Perdre la graisse du corps global




  • Pour réduire votre pourcentage global de graisse corporelle, vous devez progressivement créer un déficit calorique en brûlant plus de calories que vous consommez sur une période de temps. Chaque fois que vous créez un déficit de 3500, vous perdez une livre de poids. Un taux sain de perte de poids est une livre par semaine, ce qui équivaut à la création d'un déficit calorique de 500 chaque jour. Avec chaque livre, vous perdez une combinaison de la masse de graisse et le muscle maigre. Vous pouvez créer le déficit calorique en diminuant votre apport calorique avec de saines habitudes alimentaires et en augmentant le nombre de calories que vous brûlez avec des exercices cardiovasculaires et de musculation régulier. Une combinaison des deux diète et l'exercice est plus efficace que le régime alimentaire et l'exercice pour perdre de la graisse et le garder hors. L'exercice aide également à minimiser la perte de masse maigre.

Réglage de l'apport calorique

  • Assurez-vous de prendre dans un nombre approprié de calories en déterminant d'abord combien de calories vous devriez consommer chaque jour, puis surveiller votre apport calorique et faire des ajustements à vos habitudes alimentaires si nécessaire. Pour savoir combien de calories vous devriez consommer, trouver votre taux métabolique basal (BMR). Cela vous donnera le montant approximatif de l'énergie dont vous avez besoin pour maintenir les fonctions vitales.

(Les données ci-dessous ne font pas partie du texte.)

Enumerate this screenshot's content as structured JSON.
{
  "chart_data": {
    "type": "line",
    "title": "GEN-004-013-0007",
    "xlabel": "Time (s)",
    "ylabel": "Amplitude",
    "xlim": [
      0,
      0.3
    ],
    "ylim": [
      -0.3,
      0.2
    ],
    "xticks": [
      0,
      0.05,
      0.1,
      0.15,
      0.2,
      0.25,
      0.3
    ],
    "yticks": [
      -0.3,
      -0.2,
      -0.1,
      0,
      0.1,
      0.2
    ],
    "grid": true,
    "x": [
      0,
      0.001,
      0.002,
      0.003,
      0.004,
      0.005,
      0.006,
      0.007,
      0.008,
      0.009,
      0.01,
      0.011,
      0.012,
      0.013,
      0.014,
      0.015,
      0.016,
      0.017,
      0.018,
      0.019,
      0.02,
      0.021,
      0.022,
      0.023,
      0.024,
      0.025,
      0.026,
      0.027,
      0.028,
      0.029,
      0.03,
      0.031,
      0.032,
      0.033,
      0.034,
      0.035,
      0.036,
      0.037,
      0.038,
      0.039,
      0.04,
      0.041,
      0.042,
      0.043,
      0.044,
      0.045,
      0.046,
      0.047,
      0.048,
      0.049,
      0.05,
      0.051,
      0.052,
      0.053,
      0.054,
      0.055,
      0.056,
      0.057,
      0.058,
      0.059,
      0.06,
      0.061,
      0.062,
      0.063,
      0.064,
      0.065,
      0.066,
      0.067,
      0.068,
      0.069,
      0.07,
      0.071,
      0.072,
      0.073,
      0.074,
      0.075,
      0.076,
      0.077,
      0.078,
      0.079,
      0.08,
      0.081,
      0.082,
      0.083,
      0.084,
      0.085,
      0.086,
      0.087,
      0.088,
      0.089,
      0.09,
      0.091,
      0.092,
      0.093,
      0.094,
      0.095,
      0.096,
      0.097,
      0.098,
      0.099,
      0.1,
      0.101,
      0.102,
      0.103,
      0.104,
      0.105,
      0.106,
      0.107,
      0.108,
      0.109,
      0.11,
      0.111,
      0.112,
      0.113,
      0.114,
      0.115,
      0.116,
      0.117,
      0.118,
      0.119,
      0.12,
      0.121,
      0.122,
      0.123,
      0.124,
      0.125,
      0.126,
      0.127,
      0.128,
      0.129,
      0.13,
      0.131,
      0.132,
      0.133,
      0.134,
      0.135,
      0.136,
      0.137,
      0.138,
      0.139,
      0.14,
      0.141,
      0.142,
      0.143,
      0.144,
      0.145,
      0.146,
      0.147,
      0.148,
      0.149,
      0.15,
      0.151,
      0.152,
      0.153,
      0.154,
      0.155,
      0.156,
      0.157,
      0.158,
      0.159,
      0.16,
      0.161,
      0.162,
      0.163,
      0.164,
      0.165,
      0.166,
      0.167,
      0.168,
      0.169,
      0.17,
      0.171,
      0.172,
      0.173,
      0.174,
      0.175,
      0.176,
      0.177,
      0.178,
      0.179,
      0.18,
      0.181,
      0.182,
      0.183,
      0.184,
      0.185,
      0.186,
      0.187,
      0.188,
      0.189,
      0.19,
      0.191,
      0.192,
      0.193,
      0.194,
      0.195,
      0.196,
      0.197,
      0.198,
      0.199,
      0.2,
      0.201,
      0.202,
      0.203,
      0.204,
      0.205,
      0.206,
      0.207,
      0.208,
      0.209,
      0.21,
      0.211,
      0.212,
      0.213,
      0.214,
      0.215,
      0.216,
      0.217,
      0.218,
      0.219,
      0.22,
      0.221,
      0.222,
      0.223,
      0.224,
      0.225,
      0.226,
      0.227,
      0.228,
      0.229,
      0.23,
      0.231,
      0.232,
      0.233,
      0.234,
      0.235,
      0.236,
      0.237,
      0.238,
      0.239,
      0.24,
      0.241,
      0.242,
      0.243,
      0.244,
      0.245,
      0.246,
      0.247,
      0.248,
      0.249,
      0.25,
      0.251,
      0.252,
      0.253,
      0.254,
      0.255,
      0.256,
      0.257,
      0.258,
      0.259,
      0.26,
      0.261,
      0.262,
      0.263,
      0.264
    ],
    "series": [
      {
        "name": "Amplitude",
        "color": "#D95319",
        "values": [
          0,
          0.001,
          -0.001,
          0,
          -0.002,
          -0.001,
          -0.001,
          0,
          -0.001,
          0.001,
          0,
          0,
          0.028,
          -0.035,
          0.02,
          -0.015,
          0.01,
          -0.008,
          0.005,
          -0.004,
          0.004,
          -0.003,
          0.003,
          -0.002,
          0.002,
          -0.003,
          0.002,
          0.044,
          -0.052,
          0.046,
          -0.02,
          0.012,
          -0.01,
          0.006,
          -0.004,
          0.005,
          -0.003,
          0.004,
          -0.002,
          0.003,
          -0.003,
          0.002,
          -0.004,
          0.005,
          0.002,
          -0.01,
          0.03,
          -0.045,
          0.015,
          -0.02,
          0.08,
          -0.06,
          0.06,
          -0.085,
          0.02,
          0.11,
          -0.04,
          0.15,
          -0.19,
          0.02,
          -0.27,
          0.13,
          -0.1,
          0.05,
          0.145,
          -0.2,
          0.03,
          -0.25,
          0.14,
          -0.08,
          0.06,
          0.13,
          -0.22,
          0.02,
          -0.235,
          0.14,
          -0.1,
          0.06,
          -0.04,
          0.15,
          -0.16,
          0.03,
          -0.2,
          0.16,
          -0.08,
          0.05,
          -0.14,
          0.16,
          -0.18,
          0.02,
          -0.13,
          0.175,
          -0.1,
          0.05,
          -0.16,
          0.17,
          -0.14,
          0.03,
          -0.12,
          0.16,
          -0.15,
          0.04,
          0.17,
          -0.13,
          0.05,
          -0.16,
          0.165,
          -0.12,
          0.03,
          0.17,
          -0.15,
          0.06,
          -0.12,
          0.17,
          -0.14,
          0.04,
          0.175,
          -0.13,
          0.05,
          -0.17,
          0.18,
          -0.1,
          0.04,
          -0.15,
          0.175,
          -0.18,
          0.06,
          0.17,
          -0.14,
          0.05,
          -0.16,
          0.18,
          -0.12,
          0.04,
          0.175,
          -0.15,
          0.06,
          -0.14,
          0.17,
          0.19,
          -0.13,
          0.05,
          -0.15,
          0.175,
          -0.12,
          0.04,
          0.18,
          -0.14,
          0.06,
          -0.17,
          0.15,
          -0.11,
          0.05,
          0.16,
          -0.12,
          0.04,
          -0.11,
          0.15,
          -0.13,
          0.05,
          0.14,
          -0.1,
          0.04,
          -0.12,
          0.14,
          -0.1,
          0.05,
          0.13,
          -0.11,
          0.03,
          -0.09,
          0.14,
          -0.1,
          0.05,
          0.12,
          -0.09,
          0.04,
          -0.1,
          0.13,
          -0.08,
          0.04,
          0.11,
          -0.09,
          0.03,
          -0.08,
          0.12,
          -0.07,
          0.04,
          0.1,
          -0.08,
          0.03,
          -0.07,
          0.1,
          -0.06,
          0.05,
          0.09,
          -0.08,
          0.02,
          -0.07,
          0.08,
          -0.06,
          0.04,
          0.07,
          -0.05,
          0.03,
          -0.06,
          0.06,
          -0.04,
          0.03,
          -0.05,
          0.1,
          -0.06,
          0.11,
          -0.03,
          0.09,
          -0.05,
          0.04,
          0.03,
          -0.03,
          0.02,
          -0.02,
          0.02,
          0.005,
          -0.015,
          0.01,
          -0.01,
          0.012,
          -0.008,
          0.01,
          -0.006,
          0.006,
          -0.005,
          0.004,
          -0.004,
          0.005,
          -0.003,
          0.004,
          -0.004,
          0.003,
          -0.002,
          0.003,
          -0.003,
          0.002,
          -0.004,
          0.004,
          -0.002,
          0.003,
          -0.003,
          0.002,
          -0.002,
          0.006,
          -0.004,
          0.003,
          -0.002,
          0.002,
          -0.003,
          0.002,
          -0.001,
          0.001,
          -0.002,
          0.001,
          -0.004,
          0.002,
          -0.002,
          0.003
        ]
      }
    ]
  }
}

Les hommes trouvent leur BMR avec l'équation, (poids 6,23 X en livres) 66 + + (hauteur de 12,7 X en pouces) - (6,8 X âge en années). Les femmes trouvent leur BMR avec l'équation, (poids de 4,35 X en livres) 655 + + (hauteur de 4,7 X en pouces) - (4,7 X âge en années). Pour ajuster les calories brûlées par l'activité physique, multipliez votre BMR par 1,2 si vous êtes sédentaire, 1.375 si vous êtes légèrement actif un à trois jours par semaine, de 1,55 si vous êtes modérément actif trois à cinq jours par semaine et 1.725 si vous êtes très actif six à sept jours par semaine.

    Une fois que vous avez votre BMR, surveiller et ajuster votre apport calorique quotidien pour vous assurer de consommer moins de calories que vous brûlez et créant ainsi un déficit calorique. Par exemple, en consommant 250 calories en moins que votre BMR, vous auriez besoin de brûler 250 calories seulement plus avec l'exercice de créer un déficit calorique de 500 et vous mettre en place pour perdre une livre par semaine ainsi. Si vous devez réduire votre consommation, réduire la taille des portions de 10 à 15 pour cent et de manger principalement des fruits, des légumes, non gras ou à faible teneur en matières grasses des produits laitiers et les grains entiers. Évitez l'alcool et de la soude et de limiter votre consommation d'aliments salés.

Brûler les calories exercice




  • Contribuer à la création de votre déficit calorique en augmentant le nombre de calories que vous brûlez avec des exercices cardiovasculaires et de musculation. Le nombre de calories dont vous avez besoin pour brûler chaque jour dépend de votre consommation de calories par rapport à votre BMR. Si vous cherchez à créer un déficit calorique quotidien de 500 et que manger 200 calories de moins que votre BMR, vous devez brûler 300 calories par l'exercice. Utilisez un calories brûlées tableau d'exercices d'estimer combien de calories que vous brûlez au cours des différentes séances d'entraînement. Selon la clinique Mayo, dans une séance d'entraînement de 60 minutes, une personne pesant £ 200 va brûler environ 755 calories en cours d'exécution à 5 mph et environ 391 calories en marchant à 3,5 mph. Par conséquent, si la prise de vue pour 300 calories brûlées, comme dans l'exemple précédent, la personne de 200 livres aurait besoin pour fonctionner à 5 mph pendant 24 minutes ou marcher à 3,5 mph pendant 46 minutes.

    La musculation brûle des calories et augmente votre taux métabolique. Concentrer sur des exercices du bas du corps, comme les squats, fentes, step-ups et le soulevé de construire votre partie inférieure du corps. Cibler le bas du corps peut aider votre corps supérieur semble plus mince. Soulever des poids de deux à trois jours par semaine et effectuez une à deux ensembles de 12 à 15 répétitions de chaque exercice.